Special to Innovation America by Dr. Janice Presser, CEO, The Gabriel Institute
Notice that I am making a statement, not asking a question. There is no question about it. Interviews suck. And it doesn't matter if you are the interviewer, the interviewee, or someone else who's been sucked into the process.
There are three simple reasons.
First, interviews are very much like blind dates. Both sides get a lot of hype upfront, and most of it is inaccurate or misleading. Think back to the last time you bought-in to: "…and he's so good to his mother" or "…but she has a wonderful personality." Is that any different from "…he's an undervalued property" or "…you'll really grow with this company"? The bottom line is that interviews are a form of assessment, and no matter how structured or 'fair' you think you are being, they are neither standardized nor objective. Even if you are using 'behavioral interviewing' techniques, the information you retain about each candidate will still have been filtered through your personal frame of reference and unconscious biases. And just like the date who seemed like a perfect 'fit' - until their quirks, or their temper, or some other 'undocumented features' began to show up - there are people who have become experts at getting hired by NOT being themselves during the interview process. (Did you know there are dating coaches and interview coaches that drill people in how to 'get lucky'?)
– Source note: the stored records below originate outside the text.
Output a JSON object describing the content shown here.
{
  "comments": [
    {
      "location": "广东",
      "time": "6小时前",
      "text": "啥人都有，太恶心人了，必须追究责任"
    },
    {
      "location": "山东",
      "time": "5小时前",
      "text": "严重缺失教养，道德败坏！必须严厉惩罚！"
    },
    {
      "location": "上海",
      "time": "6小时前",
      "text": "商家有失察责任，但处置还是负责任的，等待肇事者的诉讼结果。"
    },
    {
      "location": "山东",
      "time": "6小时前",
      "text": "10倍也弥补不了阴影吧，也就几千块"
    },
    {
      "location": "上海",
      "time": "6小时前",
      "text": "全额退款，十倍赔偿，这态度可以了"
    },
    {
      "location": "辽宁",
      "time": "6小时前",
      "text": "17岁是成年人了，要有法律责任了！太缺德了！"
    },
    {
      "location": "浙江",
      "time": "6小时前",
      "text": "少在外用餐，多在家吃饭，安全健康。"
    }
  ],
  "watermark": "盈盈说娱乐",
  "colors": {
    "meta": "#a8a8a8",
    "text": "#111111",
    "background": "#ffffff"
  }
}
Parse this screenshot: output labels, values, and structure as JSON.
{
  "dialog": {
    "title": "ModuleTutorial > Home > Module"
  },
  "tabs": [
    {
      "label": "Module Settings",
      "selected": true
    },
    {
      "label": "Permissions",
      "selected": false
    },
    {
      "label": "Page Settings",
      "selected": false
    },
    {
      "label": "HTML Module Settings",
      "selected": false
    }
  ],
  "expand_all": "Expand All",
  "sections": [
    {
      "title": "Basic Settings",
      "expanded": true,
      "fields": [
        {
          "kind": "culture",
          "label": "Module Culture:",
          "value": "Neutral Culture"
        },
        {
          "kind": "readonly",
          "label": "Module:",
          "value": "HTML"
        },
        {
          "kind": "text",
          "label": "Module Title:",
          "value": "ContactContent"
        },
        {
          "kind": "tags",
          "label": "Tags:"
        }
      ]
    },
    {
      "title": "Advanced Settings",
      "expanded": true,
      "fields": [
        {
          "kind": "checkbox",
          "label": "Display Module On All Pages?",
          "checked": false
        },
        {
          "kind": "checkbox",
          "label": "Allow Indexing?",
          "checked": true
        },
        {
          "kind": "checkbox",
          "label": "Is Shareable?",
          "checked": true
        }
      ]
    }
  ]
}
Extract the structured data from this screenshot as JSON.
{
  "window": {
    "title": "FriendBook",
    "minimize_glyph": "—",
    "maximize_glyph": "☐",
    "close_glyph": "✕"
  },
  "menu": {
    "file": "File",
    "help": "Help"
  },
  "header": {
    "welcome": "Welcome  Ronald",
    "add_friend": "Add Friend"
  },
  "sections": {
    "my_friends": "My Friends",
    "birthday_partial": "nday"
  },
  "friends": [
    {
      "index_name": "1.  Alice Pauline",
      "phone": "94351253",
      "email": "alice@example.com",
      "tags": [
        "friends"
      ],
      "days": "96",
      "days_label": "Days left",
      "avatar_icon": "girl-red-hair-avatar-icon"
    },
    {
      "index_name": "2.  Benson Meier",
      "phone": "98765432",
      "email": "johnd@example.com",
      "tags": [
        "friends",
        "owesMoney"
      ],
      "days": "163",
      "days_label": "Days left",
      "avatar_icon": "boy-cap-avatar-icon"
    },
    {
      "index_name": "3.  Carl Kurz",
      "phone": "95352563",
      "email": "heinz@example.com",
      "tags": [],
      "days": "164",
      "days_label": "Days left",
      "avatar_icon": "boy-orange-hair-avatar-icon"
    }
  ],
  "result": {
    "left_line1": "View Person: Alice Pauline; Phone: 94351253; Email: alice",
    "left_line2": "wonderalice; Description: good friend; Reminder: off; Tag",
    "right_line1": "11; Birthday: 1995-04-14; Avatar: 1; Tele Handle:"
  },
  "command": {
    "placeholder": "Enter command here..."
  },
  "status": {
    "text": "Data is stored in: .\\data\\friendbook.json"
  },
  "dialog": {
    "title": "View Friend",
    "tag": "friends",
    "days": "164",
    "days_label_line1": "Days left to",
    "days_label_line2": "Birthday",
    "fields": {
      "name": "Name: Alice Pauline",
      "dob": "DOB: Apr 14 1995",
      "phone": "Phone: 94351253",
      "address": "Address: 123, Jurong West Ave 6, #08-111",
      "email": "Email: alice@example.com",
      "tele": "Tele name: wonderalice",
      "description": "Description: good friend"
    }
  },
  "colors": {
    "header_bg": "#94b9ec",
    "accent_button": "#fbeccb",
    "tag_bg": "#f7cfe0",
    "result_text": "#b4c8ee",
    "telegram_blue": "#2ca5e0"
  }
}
Second, for various reasons, the scales tend to tilt in favor of people who are least likely to be great team players. Poorly defined job scope? Insufficient resources? Unrealistic performance expectations? A great team player will raise relevant issues for discussion. A bad team player will tell you just what you want to hear. To make matters worse, all parties to the interview process have the same desired outcome, which no one will openly admit: they just want to get it over with!
• For HR or a staff recruiter, the harder the hiring manager is to deal with, the stronger this desire becomes.
• For an external recruiter, the desire to close and move on is variable: retained search, "No problem"; contingency, "Excellent choice! When will my check be mailed?"
• The interviewer(s) will push for rapid progress to the 'right' decision, despite the fact that the same process has proven faulty in the past.
• And lastly, the candidates (depending on their employment status, how shaky they think their present situation is, and any number of other factors) want a job, a great job, the perfect job, or at least one that they can survive until they land somewhere else. All this pressure favors candidates who are easy to 'fall in love with' instead of the people who are the most capable of adding value to the team.
Third, the very best person for the job rarely gets picked. Why? Let's go back to dating for a moment. Did you know that the surest way to hook up with the wrong person is to look for someone who matches your personal 'want list'? (This is a fact based on research, not folklore.) Think about it: can a list of experiences, skills, and physical attributes predict the quality of interpersonal behavior? Certainly not! In order to get a positive I.D. on a 'good team-player', you need to know something about how the person will behave when working with others to overcome obstacles and achieve common goals. Unfortunately, that's not what we get from interviewing.
First there are the interminable screenings to match candidates to a 'job req', i.e., the 'want list'. And since screening is rarely done by the person doing the hiring, persons with slightly different - yet truly unique and excellent - qualifications usually get kicked to the curb. The longer and more complex the interview process, and the more people involved, the more likely the process will produce a lowest-common-denominator selection. (Example: we know of a senior level executive who worked for well over a year to convince a competitor's top salesman to 'jump ship', only to lose this guaranteed star player in an off-target and humiliating (for the candidate) intra-departmental 'stress interview'. Bottom line: interview survivors may be the ones who best tolerate non-productivity, who thrive on petty corporate politics, and/or who blow the biggest smokescreen.
As the saying goes, "If you keep on doing what you've always done, you'll keep on getting what you've always got." If you want productive teams, you need to be able to identify the best team players. Now there's a way to do that BEFORE you make big investments in a questionable interview process and risk a long-term commitment to the wrong person.
Some aspects of interviewing may always suck, but the outcomes will be a lot better if you limit it to the candidates who really know how to 'team'.